Watts Cemetery Chapel – Compton, England - Atlas Obscura

Watts Cemetery Chapel

Compton, England

This quaint mortuary chapel hides a stunning Celtic Revival and Art Nouveau interior. 


This red brick and terracotta chapel is perched atop a hill within a cemetery, where it sits surrounded by mossy old graves. Hidden behind the bright bricks is a strikingly somber interior covered with dark, Celtic-inspired artwork.

The Watts Cemetery Chapel is a dazzling hodgepodge of Art Nouveau, Arts and Crafts, Romanesque Revival, and Celtic Revival architecture. The unique building was designed by Mary Fraser Tytler, a notable designer and craftswoman, and funded by her husband, the Victorian painter George Frederic Watts. Besides being an artist in his own right, George was pivotal in establishing both the Tate Britain and National Portrait Gallery in London.

Fraser Tytler rounded up nearly everyone in the village to bring her artistic vision to life. Passionate about bringing arts and crafts to the community, she ran evening terracotta classes, where she taught the locals how to create clay tiles using the various patterns she had designed for the building.

The final result of their efforts is a strange and intense work of art that sits not quite at ease in the Surrey countryside. It seems to have more in common with, say, a Rossetti portrait of Jane Morris than with the Watts’ more conventional art (which you can see at the nearby gallery devoted to their work). The darkly rich colors and designs that fill the interior create a beautiful blend of Art Nouveau and Celtic revival styles, all enhanced by Fraser Tytler’s personal taste.

Starting at just above eye level, there are a series of angels. As with most churches, there is a hierarchy as one’s eyes travel up toward the ceiling. The angels just above the gold band that circumvents the room are standing back to front in an alternating fashion. In their hands, they are holding medallions. These are representations, both positive and negative, of life’s activities. From birth to death and from labor to rest.

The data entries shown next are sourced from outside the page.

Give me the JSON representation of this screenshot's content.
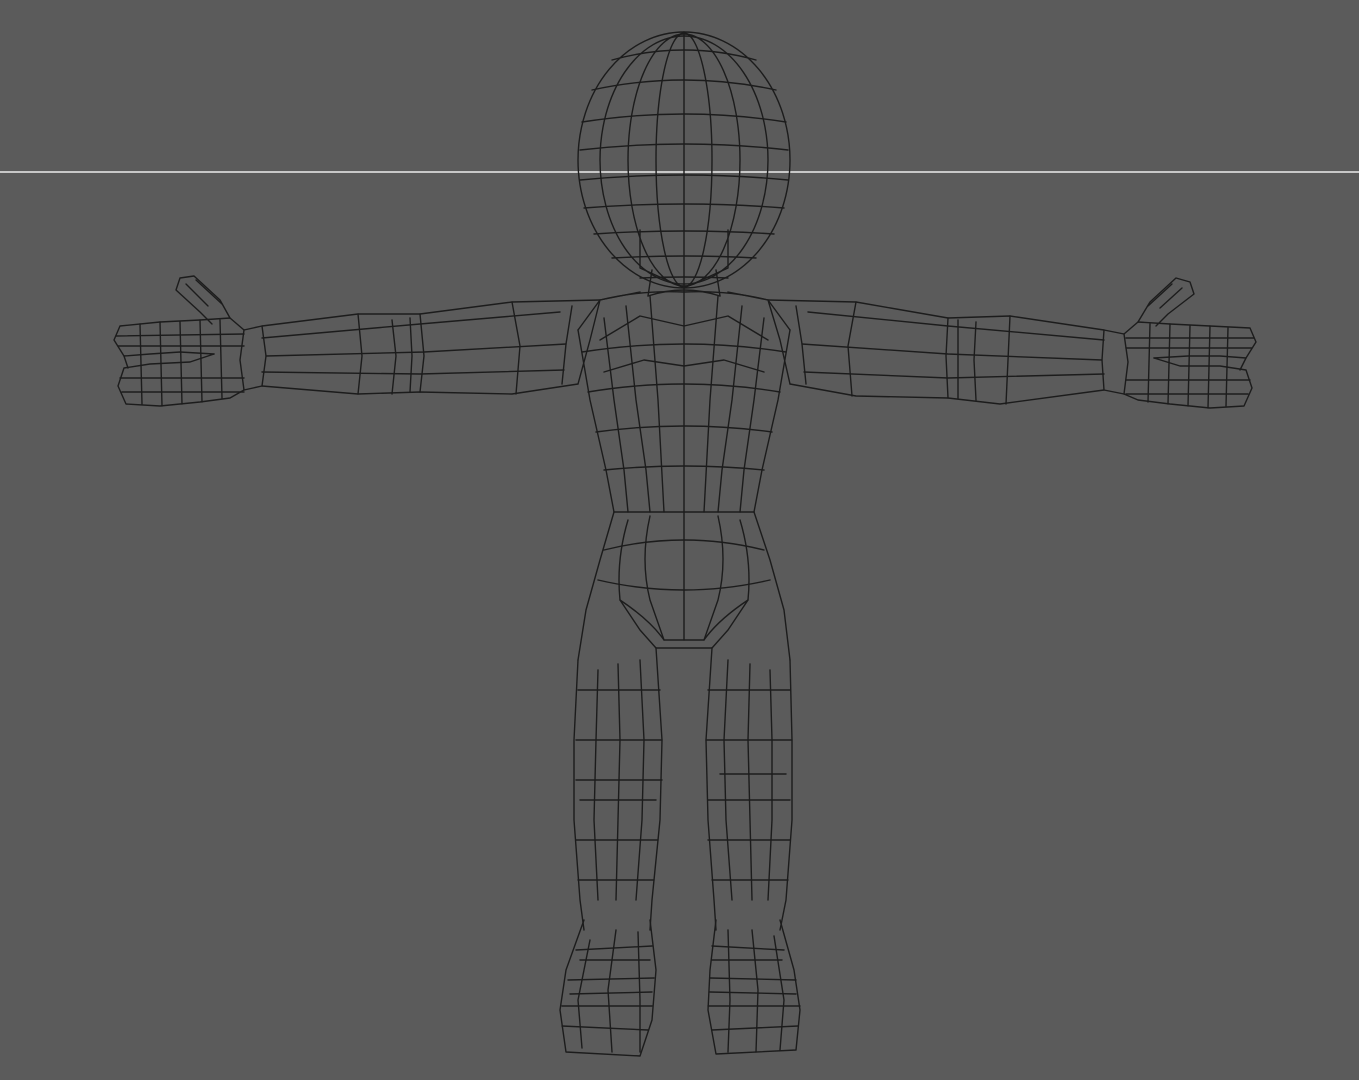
{
  "viewport": {
    "background_color": "#5b5b5b",
    "wire_color": "#1c1c1c",
    "grid_line_color": "#c8c8c8",
    "display_mode": "wireframe",
    "view": "front",
    "grid_visible": true,
    "model_pose": "T-pose"
  }
}
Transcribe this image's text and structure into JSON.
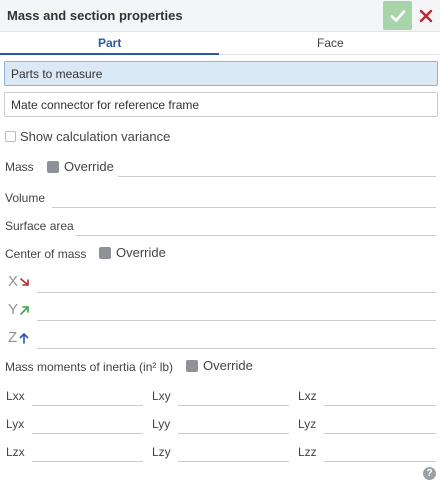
{
  "dialog": {
    "title": "Mass and section properties"
  },
  "header": {
    "ok_icon": "checkmark-icon",
    "cancel_icon": "close-icon",
    "accent": "#a7d5a9",
    "close_color": "#c0282d"
  },
  "tabs": [
    {
      "label": "Part"
    },
    {
      "label": "Face"
    }
  ],
  "selections": {
    "parts": {
      "placeholder": "Parts to measure"
    },
    "mate": {
      "placeholder": "Mate connector for reference frame"
    }
  },
  "variance": {
    "label": "Show calculation variance"
  },
  "mass": {
    "label": "Mass",
    "override_label": "Override"
  },
  "volume": {
    "label": "Volume"
  },
  "surface": {
    "label": "Surface area"
  },
  "center": {
    "label": "Center of mass",
    "override_label": "Override",
    "axes": [
      {
        "label": "X"
      },
      {
        "label": "Y"
      },
      {
        "label": "Z"
      }
    ]
  },
  "inertia": {
    "label": "Mass moments of inertia (in² lb)",
    "override_label": "Override",
    "cells": [
      {
        "label": "Lxx"
      },
      {
        "label": "Lxy"
      },
      {
        "label": "Lxz"
      },
      {
        "label": "Lyx"
      },
      {
        "label": "Lyy"
      },
      {
        "label": "Lyz"
      },
      {
        "label": "Lzx"
      },
      {
        "label": "Lzy"
      },
      {
        "label": "Lzz"
      }
    ]
  },
  "help": {
    "glyph": "?",
    "icon": "help-icon"
  }
}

Both Fraser Tytler and her husband are buried in the surrounding cemetery. And though the chapel’s many builders are long gone, it still remains a working church today.

Also buried in the cemetery is Aldous Huxley, author of Brave New World.

Know Before You Go

The chapel is open daily. On Monday though Friday it's open from 9:00 to 5:00, and on Saturday and Sunday it's open from 10:00 to 5:00. This is still a functioning church for the community, so it may be in use for services at various times.

There is no parking lot adjacent to the grounds. Would suggest parking at the nearby Watts House and Gallery and walking the short distance along a paved path. There is a bus service from Guildford, but it only operates once an hour.